The story of a philatelic typo
It has been said that every writer needs an editor, to which it should be added that everyone needs a proofreader, especially in the modern era of the mischievous auto-correct feature. However, avoidable printing errors are certainly not limited to the present. I show here an example of what surely was a subtle but avoidable mistake from a few generations ago.
For much of my life I have enjoyed collecting and studying the stamps of Israel. The once thriving hobby of philately is becoming obsolete as traditional postage service in Israel and around the world is fading away. What was once an engrossing way for young collectors to learn about the world from stamps has been replaced by social media and Wikipedia. In spite of this, the stamps of Israel remain a beautiful source of information about our country and its history. However, even stamps can conceal mistakes. What follows is an example of a typo I recently spotted, that a careful proofreader back in the 1960's should have noticed.
In looking for examples of the use of texts from Sefer Tehilim (Book of Psalms) on stamps issued by Israel, I came across the 1968 80 agorot "Fallen Freedom Fighters" stamp (Figure 1), designed by J. Zim and released on June 5, 1968, which shows a burning candle in front of a barred window.
The tab at the bottom of the sheet of stamps contains the following extract from Psalm 44, verse 23:
כי עליך הרגנו כל היום
Yea, for thy sake are we killed all the day long
This text is correctly labelled on the tab in Hebrew as coming from 'תהילים מ׳ד כ׳ג' which in the numbering system using the Hebrew alphabet (see Figure 2) represents Psalm 44, verse 23 (40 + 4, verse 20 + 3). However, as can be seen in Figure 1 the citation in English on the tab is given as Psalms 44, 22, which is incorrect.

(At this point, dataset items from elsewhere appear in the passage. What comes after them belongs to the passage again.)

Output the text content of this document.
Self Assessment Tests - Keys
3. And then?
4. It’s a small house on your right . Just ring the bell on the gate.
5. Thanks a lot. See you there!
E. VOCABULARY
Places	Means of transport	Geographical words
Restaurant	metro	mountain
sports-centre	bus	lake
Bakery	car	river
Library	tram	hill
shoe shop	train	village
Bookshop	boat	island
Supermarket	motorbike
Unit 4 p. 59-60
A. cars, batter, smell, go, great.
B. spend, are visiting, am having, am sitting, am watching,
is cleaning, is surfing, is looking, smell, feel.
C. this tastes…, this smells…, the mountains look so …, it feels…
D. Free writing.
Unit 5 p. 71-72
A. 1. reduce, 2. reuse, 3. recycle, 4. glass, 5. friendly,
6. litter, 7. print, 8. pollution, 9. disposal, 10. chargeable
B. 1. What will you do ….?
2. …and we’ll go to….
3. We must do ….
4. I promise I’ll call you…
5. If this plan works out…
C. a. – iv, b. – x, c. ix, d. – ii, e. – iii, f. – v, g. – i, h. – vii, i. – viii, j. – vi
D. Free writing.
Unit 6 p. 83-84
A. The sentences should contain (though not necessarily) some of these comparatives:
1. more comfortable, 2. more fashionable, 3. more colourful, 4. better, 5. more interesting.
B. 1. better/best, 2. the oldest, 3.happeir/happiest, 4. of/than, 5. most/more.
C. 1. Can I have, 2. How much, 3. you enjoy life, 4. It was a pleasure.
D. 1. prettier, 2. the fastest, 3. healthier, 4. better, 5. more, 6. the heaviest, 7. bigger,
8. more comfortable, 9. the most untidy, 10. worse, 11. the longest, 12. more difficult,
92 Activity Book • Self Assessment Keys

In searching available back issues of The Israel Philatelist, the excellent journal of the Society of Israel Philatelists (www.israelstamps.com), and on the wider internet I found no mentions of this error. This shows that typos and other mistakes may hide in plain sight for decades, and that you cannot always believe what you see in print, on philatelic material or elsewhere. There will always be a role for eagle-eyed proofreaders, even in such well written and well produced publications such as ESRA Magazine.